We would like users to be able to set schema on a Table as one of the table's properties. This is a read-time schema that will enable ad-hoc sql queries through Hive, as well as reading/writing to/from tables with higher level objects than byte arrays.
There is some overlap with the schema work being done for streams, as the concept is similar.
We can do this in phases.
Phase1 is entirely internal, where we add schema as a property of each table without letting users set it. The default schema for a table is a record of 2 fields: row as a byte array and columns as a Map<byte, byte>. This will require:
1. An internal Schema object to Hive schema converter
2. StorageHandler, SerDe, InputFormat and RecordReader for reading from tables using Hive, and OutputFormat for writing into tables using Hive.
3. Creating external hive tables for each core table dataset on creation of table dataset.
Phase2 is where we expose schema for ad-hoc queries and let users set schema on a Table through a RESTful endpoint. This will require:
1. Format for writing to and reading from tables. This determines how lists, maps, and records are stored in a table. For example, one way is to store a record is to serialize the entire object and stored it in a single column.
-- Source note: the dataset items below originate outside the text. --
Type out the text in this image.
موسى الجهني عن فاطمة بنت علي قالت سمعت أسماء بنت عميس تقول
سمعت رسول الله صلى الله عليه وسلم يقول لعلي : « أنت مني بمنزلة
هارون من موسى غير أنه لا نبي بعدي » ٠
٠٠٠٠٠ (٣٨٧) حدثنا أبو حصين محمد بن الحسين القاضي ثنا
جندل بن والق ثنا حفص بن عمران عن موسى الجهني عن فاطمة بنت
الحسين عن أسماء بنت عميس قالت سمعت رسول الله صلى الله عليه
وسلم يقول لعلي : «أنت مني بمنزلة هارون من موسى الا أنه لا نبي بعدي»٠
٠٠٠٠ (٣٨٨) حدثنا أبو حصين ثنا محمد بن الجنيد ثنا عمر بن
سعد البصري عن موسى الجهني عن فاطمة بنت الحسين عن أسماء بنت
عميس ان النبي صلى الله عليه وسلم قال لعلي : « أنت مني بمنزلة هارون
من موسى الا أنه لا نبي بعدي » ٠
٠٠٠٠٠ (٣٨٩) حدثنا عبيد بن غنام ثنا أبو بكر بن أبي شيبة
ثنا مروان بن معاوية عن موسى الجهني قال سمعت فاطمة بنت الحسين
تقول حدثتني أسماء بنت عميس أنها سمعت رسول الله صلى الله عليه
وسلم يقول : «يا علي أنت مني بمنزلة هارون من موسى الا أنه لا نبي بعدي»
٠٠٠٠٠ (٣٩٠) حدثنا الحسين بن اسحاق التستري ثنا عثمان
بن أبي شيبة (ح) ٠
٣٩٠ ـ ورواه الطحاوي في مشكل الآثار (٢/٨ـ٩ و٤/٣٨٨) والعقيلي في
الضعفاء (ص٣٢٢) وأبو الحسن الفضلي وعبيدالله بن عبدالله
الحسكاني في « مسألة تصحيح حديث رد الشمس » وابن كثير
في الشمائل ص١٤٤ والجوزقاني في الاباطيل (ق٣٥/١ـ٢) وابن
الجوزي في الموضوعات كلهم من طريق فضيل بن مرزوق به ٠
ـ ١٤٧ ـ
Another way is to store each field of a record in a separate column.
2. Some sort of object (Record? StructuredRecord?) to represent a record when we perform deserialization, and a way to take a schema, table, and format and deserialize rows into records.
3. RESTful API for setting schema on a table
- what happens to running queries when schema is changed?
- do we allow setting multiple schemas on the same table to create different views on the table?
Phase3 is where we expose schema programmatically, allowing users to set a schema on a table in their code and interact with it through higher level abstractions. For example, instead of writing bytes, they can write an object. Instead of reading bytes, they can read an object. This will likely be part of a later release.